L’opératrice touristique Lindsay Simpson s’est elle-même rendue, avec un groupe d’activistes australien·ne·s, sur les terres de Gautam Adani, dans l’État indien du Gujarat. Leur mission : s’inviter à l’assemblée générale du groupe en 2017, et intercepter la Première ministre du Queensland Annastacia Palaszczuk, en visite officielle, pour lui asséner :
« Vous emporterez dans votre tombe la mort de la Grande Barrière de corail ».
La première rencontre de Lindsay Simpson avec Adani remonte à 2013. Ayant acquis le terminal Abbot Point deux ans plus tôt, le groupe indien voulait alors augmenter ses capacités via de spectaculaires travaux réalisés directement dans la mer de Corail. Pour ce faire, il a cherché à faire avaliser par le secteur touristique le déversement de 3 millions de mètres cubes de sédiments de dragage directement dans l’eau. Reconvertie dans les croisières en voilier, l’ancienne journaliste criminelle du Sydney Morning Herald a refusé, à l’époque, de valider le document produit par Adani et signé par sa faîtière, selon elle « contre dédommagements ».
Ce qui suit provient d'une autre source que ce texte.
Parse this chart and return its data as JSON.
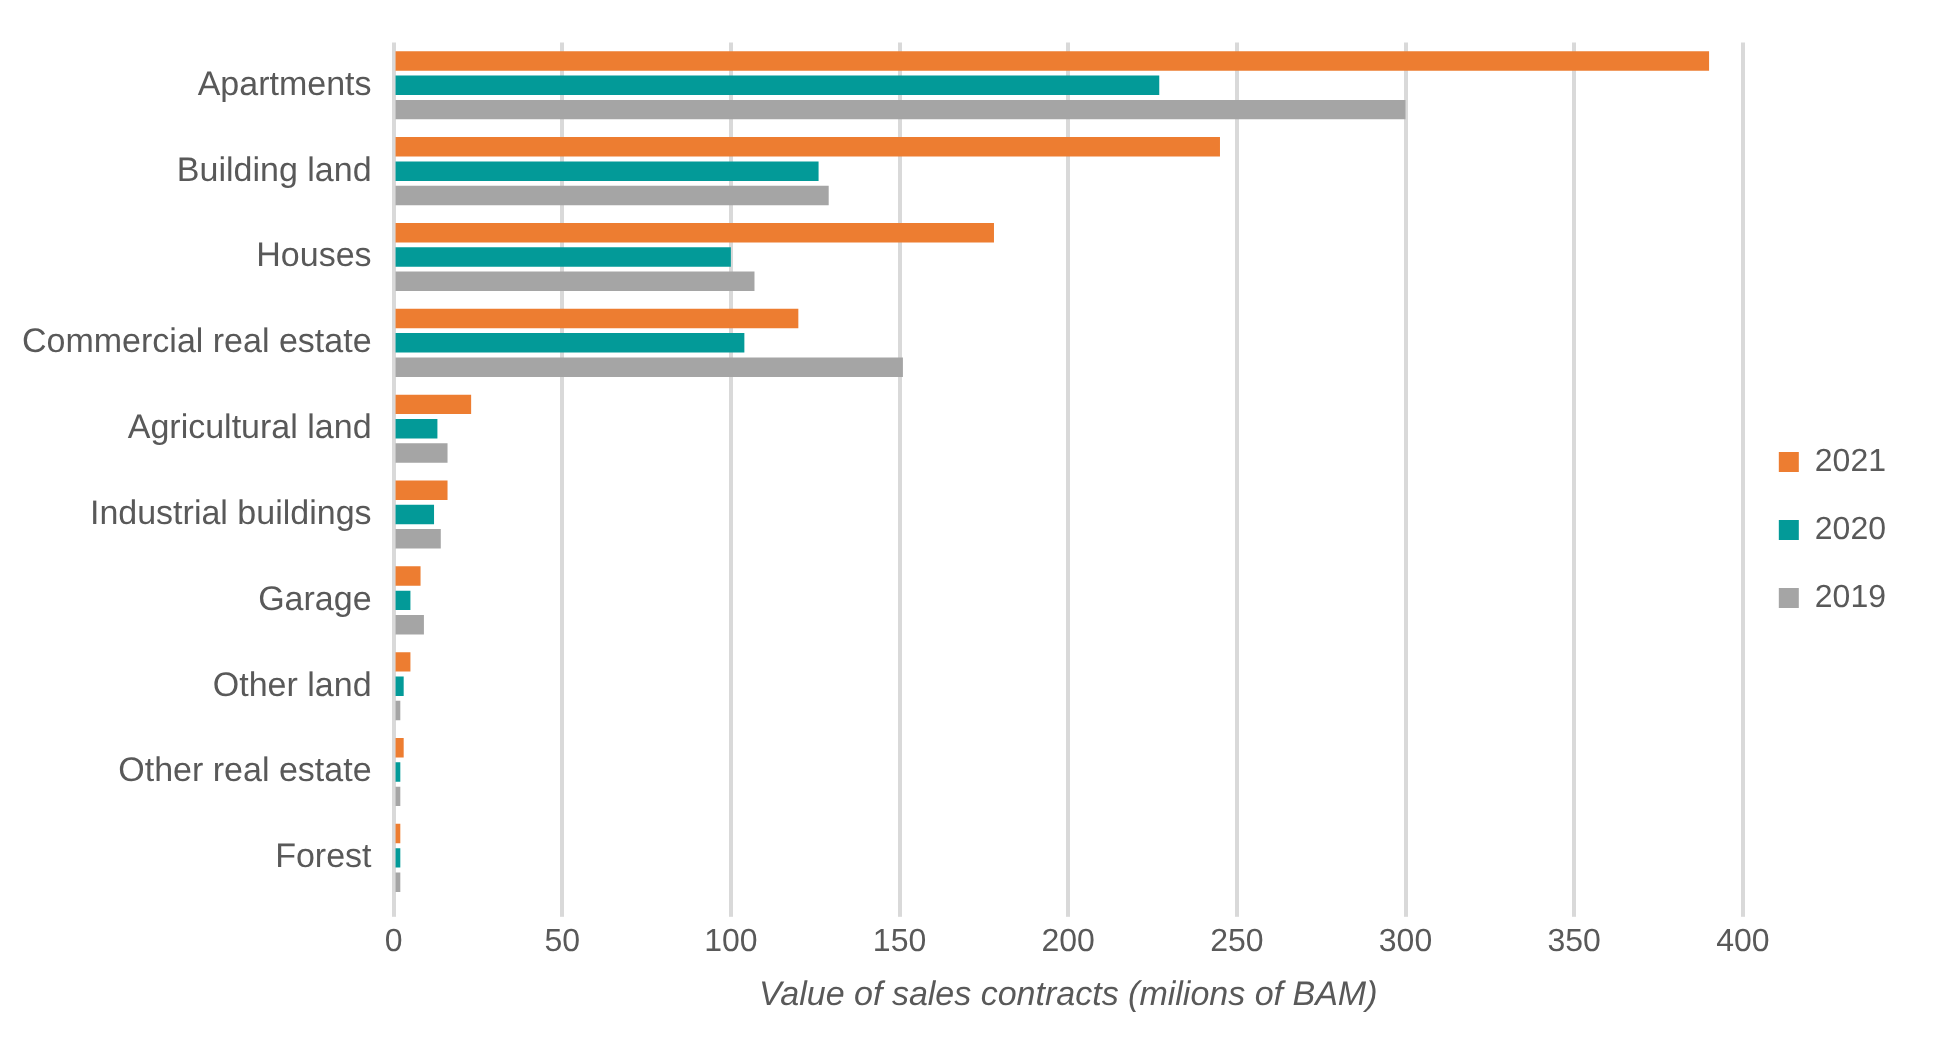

Lindsay Simpson se décrit aujourd’hui comme autrice d’une fiction et de onze romans policiers basés sur de vrais crimes, « dont celui d’Adani » : Adani, Following Its Dirty Footsteps (2018). Elle y narre les courbettes des politicien·ne·s de la région devant l’industrie minière australienne. Dressant un parallèle entre la colonisation de l’Australie et l’histoire minière, elle pourfend encore « l’hommage » perpétuel et hypocrite rendu à ces « héros masculins de la classe ouvrière en casques de chantier ».
Les premiers gisements de charbon du Queensland ont été découverts en 1825, à l’ouest de Brisbane, alors que la région devait servir de colonie pénitentiaire pour la couronne britannique. L’exploitation à large échelle de la roche sédimentaire, après la transformation en territoire libre moins de deux décennies plus tard, a permis d’alimenter les bateaux à vapeur débarquant les premiers colons.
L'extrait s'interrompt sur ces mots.